Thank you for volunteering to review for CHI.  If you aren’t familiar with reviewing for CHI, or haven’t reviewed for the last couple of years, please read this thoroughly; our approach has changed considerably. This short guide explains what you need to do in order to assist the Co-chairs in selecting a top-quality program.  It also addresses your equally important task of providing helpful comments to feed back to authors.

This page describes how to summarize a submission's contribution, what is needed in the review (a review is not just a vote for or against acceptance, it is input to a discussion amongst the 30+ chairs and associate chairs), and provides examples of both suitable and unsuitable ways of writing CHI reviews. It also emphasizes the importance of being complete, constructive and polite, and of turning your reviews in on time. If you cannot complete a thoughtful review by the review deadline, please contact the co-chairs as soon as possible.

Summarizing the Contribution

When you first log on you will see a list of the submissions assigned to you.  Please follow the instructions on filling in the review form, and you will see that item 4 asks you to state, in two or three sentences, what contribution the submission aims to make to the field of Human-Computer Interaction.  The Call for Participation advises authors that their submissions will be reviewed in terms of this contribution, so we ask you to take some care to identify it concisely and accurately.  Give some thought to the type of contribution, which may be:

  • a design briefing
  • a development methodology or tools
  • an interaction technique
  • an interactive system
  • a reflective analysis
  • results from fieldwork and ethnography, e.g., findings, guidelines, etc.
  • results from laboratory studies, e.g., findings, techniques, methods, etc.
  • a theory or model.

Writing the Review: What is Needed

The key point you should keep in mind is that your review is not just a vote for whether a submission will be accepted: it is input to a discussion amongst the committe members. You are assisting the committee by providing an argument for or against acceptance. In some cases there will be wide divergence amongst reviewers’ numerical ratings of the submission. In these cases your argument, if clearly and succinctly stated, can ultimately have more influence than the rating alone. To do so your review need not be of great length. But if it provides just a rating without an adequate rationale it will be virtually useless. Please therefore help your co-chairs put together an overall case for acceptance or rejection by attending to:

Reading the submission thoroughly. To write a thorough review you will need to understand in detail what the authors have achieved and how they achieved it. It is often necessary to read a submission more than once, or to spend considerable time focusing on complex arguments. Please set aside sufficient time to read each of your assigned submissions.
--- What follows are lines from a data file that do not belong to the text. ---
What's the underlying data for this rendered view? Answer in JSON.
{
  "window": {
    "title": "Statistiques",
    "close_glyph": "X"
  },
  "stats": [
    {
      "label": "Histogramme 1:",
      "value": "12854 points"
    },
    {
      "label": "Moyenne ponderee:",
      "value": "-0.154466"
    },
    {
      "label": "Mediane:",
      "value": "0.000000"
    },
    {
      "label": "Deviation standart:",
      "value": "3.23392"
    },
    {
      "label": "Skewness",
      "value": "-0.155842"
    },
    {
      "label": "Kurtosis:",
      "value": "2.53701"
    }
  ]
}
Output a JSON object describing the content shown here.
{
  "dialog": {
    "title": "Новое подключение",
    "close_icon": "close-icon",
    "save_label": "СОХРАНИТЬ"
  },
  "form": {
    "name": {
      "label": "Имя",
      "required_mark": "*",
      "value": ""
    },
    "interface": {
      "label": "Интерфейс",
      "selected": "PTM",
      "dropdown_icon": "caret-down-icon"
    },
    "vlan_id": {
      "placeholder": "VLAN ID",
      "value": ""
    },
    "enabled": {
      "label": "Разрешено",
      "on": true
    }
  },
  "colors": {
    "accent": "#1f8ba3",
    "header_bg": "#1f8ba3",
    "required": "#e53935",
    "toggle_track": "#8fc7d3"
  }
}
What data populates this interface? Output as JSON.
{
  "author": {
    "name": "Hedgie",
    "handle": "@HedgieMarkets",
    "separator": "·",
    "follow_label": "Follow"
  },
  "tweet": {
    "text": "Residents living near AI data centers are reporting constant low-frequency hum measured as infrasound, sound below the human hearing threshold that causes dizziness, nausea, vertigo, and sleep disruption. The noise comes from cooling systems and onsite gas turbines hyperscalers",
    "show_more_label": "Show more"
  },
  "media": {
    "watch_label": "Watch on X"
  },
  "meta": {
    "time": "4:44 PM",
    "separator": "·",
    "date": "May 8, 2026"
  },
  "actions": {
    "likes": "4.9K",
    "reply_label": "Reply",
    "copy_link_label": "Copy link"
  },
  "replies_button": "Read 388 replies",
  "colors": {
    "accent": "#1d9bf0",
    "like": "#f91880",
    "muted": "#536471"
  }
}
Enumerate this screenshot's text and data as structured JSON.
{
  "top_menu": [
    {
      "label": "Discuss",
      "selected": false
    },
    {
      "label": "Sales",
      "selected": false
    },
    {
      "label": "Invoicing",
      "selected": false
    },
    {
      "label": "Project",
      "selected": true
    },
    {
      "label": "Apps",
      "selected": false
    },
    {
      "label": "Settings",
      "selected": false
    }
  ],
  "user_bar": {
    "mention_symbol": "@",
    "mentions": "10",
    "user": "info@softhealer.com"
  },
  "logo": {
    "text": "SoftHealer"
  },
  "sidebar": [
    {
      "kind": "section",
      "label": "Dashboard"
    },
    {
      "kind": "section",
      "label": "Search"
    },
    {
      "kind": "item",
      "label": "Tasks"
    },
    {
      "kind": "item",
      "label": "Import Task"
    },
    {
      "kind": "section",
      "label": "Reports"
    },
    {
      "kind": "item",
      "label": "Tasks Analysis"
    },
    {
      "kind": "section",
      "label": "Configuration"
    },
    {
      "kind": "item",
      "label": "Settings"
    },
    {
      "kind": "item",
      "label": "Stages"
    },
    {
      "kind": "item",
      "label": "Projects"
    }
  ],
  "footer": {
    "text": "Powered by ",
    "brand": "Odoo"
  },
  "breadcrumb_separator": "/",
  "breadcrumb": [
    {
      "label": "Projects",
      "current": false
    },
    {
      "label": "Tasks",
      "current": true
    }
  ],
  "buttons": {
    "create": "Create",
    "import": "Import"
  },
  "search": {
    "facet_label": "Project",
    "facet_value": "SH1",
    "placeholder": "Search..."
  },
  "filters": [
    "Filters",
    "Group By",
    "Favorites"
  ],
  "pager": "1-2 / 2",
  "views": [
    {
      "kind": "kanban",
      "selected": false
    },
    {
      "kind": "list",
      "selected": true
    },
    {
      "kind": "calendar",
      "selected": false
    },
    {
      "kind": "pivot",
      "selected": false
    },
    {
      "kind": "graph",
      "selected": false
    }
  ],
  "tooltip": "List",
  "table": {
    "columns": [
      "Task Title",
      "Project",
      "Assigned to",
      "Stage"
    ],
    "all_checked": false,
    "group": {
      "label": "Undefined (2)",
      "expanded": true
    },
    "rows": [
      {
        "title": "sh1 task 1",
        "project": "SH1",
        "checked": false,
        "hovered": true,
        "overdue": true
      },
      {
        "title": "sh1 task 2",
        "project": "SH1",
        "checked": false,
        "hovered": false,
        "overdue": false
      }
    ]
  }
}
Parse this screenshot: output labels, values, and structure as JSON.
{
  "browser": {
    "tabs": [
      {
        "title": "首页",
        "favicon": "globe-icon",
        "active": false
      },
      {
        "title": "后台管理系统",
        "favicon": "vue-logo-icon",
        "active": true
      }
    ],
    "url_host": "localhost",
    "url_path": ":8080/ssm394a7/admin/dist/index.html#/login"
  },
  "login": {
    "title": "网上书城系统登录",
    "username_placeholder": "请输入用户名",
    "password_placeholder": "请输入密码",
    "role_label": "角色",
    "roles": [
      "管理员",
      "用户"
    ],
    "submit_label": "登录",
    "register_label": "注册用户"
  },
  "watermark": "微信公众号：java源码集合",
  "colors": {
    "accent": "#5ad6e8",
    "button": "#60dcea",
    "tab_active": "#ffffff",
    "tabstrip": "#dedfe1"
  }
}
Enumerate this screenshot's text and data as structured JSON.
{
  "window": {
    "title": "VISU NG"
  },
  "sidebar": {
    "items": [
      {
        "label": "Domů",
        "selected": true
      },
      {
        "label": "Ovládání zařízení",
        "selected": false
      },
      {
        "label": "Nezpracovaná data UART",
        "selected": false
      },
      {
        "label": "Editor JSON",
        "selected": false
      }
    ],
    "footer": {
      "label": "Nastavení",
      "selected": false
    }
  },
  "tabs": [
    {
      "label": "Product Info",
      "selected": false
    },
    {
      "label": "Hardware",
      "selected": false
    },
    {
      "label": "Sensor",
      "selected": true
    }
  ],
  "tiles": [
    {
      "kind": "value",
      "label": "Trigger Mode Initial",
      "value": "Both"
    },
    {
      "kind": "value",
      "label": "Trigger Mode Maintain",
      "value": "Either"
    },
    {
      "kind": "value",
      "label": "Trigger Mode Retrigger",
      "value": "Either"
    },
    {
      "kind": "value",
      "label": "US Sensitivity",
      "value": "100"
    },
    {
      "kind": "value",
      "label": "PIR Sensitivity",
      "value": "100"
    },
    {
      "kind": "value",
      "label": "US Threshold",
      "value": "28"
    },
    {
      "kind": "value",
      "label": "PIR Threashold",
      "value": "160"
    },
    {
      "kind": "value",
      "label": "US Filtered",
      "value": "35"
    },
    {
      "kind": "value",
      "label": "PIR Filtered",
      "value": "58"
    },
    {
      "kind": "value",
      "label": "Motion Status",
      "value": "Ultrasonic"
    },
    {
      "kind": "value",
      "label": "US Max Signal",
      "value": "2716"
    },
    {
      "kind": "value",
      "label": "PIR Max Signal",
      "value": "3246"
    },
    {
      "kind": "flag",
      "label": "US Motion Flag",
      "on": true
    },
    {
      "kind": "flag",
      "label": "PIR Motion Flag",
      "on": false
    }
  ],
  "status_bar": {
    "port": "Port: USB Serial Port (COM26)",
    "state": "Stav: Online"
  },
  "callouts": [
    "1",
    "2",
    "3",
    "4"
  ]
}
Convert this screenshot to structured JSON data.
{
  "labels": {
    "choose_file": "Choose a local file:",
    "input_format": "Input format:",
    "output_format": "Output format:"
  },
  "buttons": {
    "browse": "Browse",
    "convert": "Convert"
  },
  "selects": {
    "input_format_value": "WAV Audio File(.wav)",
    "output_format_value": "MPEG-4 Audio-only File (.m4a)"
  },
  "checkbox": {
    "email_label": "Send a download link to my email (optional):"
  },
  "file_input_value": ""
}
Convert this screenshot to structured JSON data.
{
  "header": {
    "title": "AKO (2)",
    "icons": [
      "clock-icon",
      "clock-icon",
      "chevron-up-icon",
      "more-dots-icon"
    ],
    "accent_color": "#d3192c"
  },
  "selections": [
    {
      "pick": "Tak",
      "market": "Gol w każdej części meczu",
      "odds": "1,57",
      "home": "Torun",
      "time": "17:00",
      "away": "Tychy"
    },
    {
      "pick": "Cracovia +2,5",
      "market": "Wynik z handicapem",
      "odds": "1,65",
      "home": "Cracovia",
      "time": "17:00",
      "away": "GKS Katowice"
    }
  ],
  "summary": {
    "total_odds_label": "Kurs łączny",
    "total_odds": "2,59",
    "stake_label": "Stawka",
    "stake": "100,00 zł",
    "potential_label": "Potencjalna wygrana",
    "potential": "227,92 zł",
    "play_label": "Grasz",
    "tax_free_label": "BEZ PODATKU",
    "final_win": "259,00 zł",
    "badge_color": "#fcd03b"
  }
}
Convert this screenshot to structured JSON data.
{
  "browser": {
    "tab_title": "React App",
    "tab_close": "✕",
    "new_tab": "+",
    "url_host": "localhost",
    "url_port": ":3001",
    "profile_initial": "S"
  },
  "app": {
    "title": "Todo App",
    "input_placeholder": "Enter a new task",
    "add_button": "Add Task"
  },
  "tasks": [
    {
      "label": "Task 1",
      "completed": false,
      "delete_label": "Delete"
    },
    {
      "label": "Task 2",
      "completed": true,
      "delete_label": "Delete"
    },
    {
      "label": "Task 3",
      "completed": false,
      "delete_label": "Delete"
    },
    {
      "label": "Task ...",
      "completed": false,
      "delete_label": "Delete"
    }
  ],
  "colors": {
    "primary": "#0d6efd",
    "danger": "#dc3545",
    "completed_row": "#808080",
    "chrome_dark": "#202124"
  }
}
Summarizing your main points.  Your co-chairs and fellow committee members will need to understand your argument quickly, and an initial summary can help them a lot.  Use the remainder of the review to expand on the summary’s main points and mention other matters.

Relevant past work.  If you’re aware of past work against which this submission can be judged, please mention it, whether or not the authors have cited it.  You need not comment on the thoroughness of the submission’s citations.

Significance of contribution and benefit.  It’s particularly helpful to your co-chairs if you can assess the contribution objectively, preferably in terms of the past work you’ve identified .  Please don’t just give a short, unexplained answer or avoid this point altogether.

Coverage of all the criteria.  Your co-chairs will pull together all the reviewers’ comments on relevant past work, contribution’s significance, benefit, validity and originality.  You’re not obliged to cover every one of these, but please don’t devote the whole review to just one issue.  Equally, don’t cover all the criteria in a cursory manner without backing up each claim.

Reviewing ‘as is’.  The tight deadlines of CHI rule out any possibility of checking whether authors make changes demanded by the committee.  Therefore the decision on whether or not to accept must be made on the basis of what the authors submit for review.  Please do recommend improvements, but don’t require acceptance to hinge on making these changes.

Polite, temperate language.  However much you may dislike the submission, try to say so in a manner helpful to the authors and informative to the co-chairs.  Please don’t vent your anger or shower abuse.

Meeting the Deadline

The reviewing and selection of CHI submissions takes place against very tight deadlines.  After all the reviews are submitted, the co-chairs prepare meta-reviews summarizing their recommendations.  If reviews aren’t ready in time, meta-reviews can’t be written, and the committee won’t have sufficient information to make its decisions.  Your help is essential to ensuring these deadlines are met.  In particular, we rely on you to submit your reviews on time. If you cannot complete a thoughtful review by the review deadline, please contact your associate chair as soon as possible.